31      C’est dès lors sans commettre ni dénaturation ni erreur de qualification juridique des faits que le Tribunal a jugé que la mesure litigieuse ne visait qu’à mettre fin à la présence des drapeaux nationaux sur le pupitre des députés, sans que cette mesure ait eu concrètement pour effet, au cours des séances plénières des 29 et 30 janvier 2020, d’interdire aux députés concernés de prendre la parole.

32      Il s’ensuit que le premier moyen n’est pas fondé et doit, partant, être rejeté.

 Sur le second moyen

–       Argumentation des parties

33      Par leur second moyen, les requérants font valoir que le Tribunal a, aux points 41 à 50 de l’arrêt attaqué, commis une « violation et [une] dénaturation en droit et en fait » de l’article 10, paragraphe 3, du règlement intérieur ainsi qu’une « erreur manifeste d’appréciation », qui l’ont conduit à juger, au point 52 de cet arrêt, que la mesure litigieuse s’inscrivait dans le cadre de l’organisation interne des travaux du Parlement, ne produisait pas d’effets juridiques de nature à affecter les conditions d’exercice du mandat de député des requérants et, partant, ne constituait pas un acte attaquable au sens de l’article 263 TFUE.

34      À cet égard, les requérants soutiennent, premièrement, que les « drapeaux » nationaux ne relèvent pas du champ d’application de l’article 10, paragraphe 3, du règlement intérieur, lequel ne se réfère qu’aux « bannières » et aux « banderoles ». Le Tribunal aurait dû établir qu’un drapeau national est une « banderole » ou une « bannière », au sens de cette disposition, avant de déterminer si l’utilisation d’un tel drapeau par les députés perturbait le bon ordre dans la salle des séances ou constituait un comportement déplacé de ceux-ci, susceptible de compromettre le bon déroulement des travaux parlementaires.

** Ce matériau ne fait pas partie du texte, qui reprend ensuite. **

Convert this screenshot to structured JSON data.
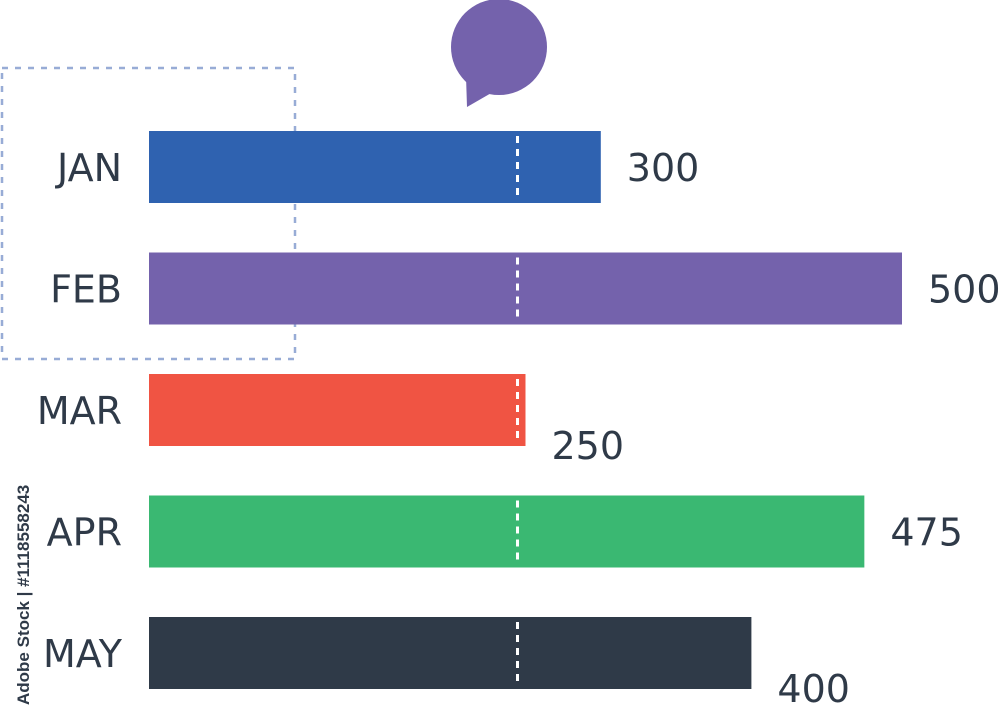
{
  "chart_data": {
    "type": "bar",
    "orientation": "horizontal",
    "categories": [
      "JAN",
      "FEB",
      "MAR",
      "APR",
      "MAY"
    ],
    "values": [
      300,
      500,
      250,
      475,
      400
    ],
    "data_labels": [
      "300",
      "500",
      "250",
      "475",
      "400"
    ],
    "colors": [
      "#2f62b0",
      "#7462ac",
      "#f05443",
      "#3ab872",
      "#2f3a48"
    ],
    "xlim": [
      0,
      500
    ],
    "reference_value": 250,
    "grid": false,
    "legend": "none",
    "title": "",
    "xlabel": "",
    "ylabel": ""
  },
  "annotations": {
    "bubble_color": "#7462ac",
    "highlight_box_color": "#98acd6",
    "side_stamp": "Adobe Stock | #1118558243"
  }
}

35      Dans ce contexte, les requérants soutiennent que les termes « banderoles » et « bannières » doivent être définis conformément au sens courant de ces termes en langue française, tel que précisé dans la prise de position adoptée par le service du Dictionnaire de l’Académie française, par lettre du 20 février 2020, en réponse à une demande que lui avaient adressée deux des requérants.

36      Ils allèguent également que le Tribunal n’aurait pas dû tenir compte, au point 50 de l’arrêt attaqué, des différentes versions linguistiques de l’article 10, paragraphe 3, du règlement intérieur pour déterminer si les « drapeaux nationaux » en cause pouvaient être qualifiés de « banderoles » ou de « bannières », au sens de cette disposition. En statuant ainsi, le Tribunal aurait méconnu l’article 1er du règlement no 1 du Conseil, du 15 avril 1958, portant fixation du régime linguistique de la Communauté économique européenne (JO 1958, 17, p. 385), tel que modifié par le règlement (UE) nº 517/2013 du Conseil, du 13 mai 2013 (JO 2013, L 158, p. 1), qui dispose que la langue française est une langue officielle et une langue de travail des institutions de l’Union européenne. Les termes en cause n’auraient donc dû être interprétés, à l’égard des députés français, que conformément à la portée que leur donne la langue française.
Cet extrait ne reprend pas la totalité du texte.